Tanya came over now, clutching what looked like a martini in her hand. Maxine greeted her with a smile, noting her latest boyfriend, developer Zak Forrestor, had stopped to talk to someone. Dressed as a sexy vampire, Maxine hoped she didn’t over-indulge tonight.
Tanya held up her drink which was red and sparkled like blood in the light. “Pomegranate juice with tonic water! Let me know if you need any help. You are the BEST caterer! Look at the turnout already.”
“I think it’s more Wendy’s doing,” she said modestly. “Try one of these,” she said giving her a cucumber lox appetizer.
“I wonder if Joan will be here tonight?” Tanya asked. A part-time model and full-time friend Tanya was blonde, bubbly and fun. But the blonde hid a razor-sharp intelligence and more than once she’d saved the day for Maxine. Unfortunately she also had a habit of over-indulging so the Pomegranate and tonic water was good news.
“Joan Dunsmuir, the original mistress of this castle. This is just the type of event she’d like. She loved entertaining.”

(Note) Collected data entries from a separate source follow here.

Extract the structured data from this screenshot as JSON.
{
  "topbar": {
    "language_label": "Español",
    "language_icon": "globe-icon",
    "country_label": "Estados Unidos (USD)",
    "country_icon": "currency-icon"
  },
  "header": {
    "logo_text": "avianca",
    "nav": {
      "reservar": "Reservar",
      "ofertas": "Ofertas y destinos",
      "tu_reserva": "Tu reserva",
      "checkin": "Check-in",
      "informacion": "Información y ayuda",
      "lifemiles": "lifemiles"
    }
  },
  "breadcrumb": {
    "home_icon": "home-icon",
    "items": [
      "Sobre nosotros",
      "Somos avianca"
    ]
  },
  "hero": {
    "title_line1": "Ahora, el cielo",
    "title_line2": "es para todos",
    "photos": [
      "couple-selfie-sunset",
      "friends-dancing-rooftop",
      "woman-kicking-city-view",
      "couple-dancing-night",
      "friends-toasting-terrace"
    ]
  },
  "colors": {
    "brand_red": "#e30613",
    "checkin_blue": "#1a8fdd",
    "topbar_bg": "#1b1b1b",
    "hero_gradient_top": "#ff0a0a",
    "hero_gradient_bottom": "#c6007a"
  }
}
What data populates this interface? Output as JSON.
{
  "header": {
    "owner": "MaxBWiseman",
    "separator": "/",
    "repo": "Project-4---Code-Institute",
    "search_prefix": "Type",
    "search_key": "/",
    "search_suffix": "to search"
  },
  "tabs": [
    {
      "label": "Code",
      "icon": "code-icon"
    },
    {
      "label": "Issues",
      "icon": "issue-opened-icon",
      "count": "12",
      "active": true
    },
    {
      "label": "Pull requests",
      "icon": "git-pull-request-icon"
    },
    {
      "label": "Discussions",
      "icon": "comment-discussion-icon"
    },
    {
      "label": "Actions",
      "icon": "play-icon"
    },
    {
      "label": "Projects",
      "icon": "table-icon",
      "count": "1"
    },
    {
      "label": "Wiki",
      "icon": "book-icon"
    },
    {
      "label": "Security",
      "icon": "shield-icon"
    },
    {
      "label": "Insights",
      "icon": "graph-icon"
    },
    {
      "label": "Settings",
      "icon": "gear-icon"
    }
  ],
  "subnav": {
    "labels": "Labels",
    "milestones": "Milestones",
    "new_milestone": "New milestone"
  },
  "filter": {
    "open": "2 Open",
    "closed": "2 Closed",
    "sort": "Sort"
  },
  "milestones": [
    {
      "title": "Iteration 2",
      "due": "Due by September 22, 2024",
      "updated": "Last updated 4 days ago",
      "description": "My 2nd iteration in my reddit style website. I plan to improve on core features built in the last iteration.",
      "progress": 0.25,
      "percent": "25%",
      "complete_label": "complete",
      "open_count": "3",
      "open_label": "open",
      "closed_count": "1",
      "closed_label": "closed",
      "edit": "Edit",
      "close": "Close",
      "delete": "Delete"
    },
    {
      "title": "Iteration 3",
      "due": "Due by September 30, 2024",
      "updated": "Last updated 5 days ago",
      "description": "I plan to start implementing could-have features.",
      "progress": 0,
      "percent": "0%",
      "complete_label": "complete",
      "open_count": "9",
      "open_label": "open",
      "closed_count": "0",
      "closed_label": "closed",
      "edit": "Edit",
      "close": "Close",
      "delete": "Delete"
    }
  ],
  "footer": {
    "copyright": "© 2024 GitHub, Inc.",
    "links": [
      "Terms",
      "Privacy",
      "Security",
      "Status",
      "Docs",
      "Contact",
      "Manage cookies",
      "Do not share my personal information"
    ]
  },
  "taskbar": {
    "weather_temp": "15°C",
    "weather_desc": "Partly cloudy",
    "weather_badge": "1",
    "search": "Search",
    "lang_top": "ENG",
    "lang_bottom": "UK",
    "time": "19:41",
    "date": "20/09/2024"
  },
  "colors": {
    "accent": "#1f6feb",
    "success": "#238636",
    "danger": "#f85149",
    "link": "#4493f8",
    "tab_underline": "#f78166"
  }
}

“So sad though,” Maureen Ruckles said, local historian and author of over five books, one on Craigdarroch Castle. “Her husband built the castle for her and died before it was even completed.” She helped herself to a chicken satay skewer.
“Mm, so good,” Tanya said. “So, they never lived in the castle?”
“Oh, she lived here to her death along with her daughters. Numerous balls were held here. In fact,” Maureen said dramatically, “some claim they can feel her presence in the room and there’s a feeling of happiness when she’s there.”
“Not what I heard,” Jan Meyer said, a local investment advisor. “A friend of mine swears when she went through in high school there was a cold and angry presence whenever they were in Joan’s rooms.”
“So, I wouldn’t want fifty million school kids tromping through my bedroom or private areas either,” Tanya said airily and waved at Zak, busy talking. She headed off in his direction and Maxine headed back downstairs. Originally dumbwaiters had been used to bring food up from the lower levels to the dining room. But the Castle society volunteer she’d spoken to had made it clear they were no longer in use.
She passed Sara and Danielle coming up with more trays of appetizers. They were definitely getting bonuses tonight if everything went well. And she was sure things would. She was less sure a few minutes later.
She watched in horror as a ghostly shape appeared out of nowhere flying straight at Zak Forrestor as he started down the stairs. He turned to see what made everyone give a collective gasp only to have it virtually accost him throwing him off balance and causing him to fall over the staircase. Maxine watched in horror as he fell to the bottom, landing with a sickening thud. She rushed to him along with another lady dressed in a nurse costume. But she was afraid it was going to take more than an ambulance and paramedics to save Zak Forrestor. The way his neck was twisted wasn’t normal.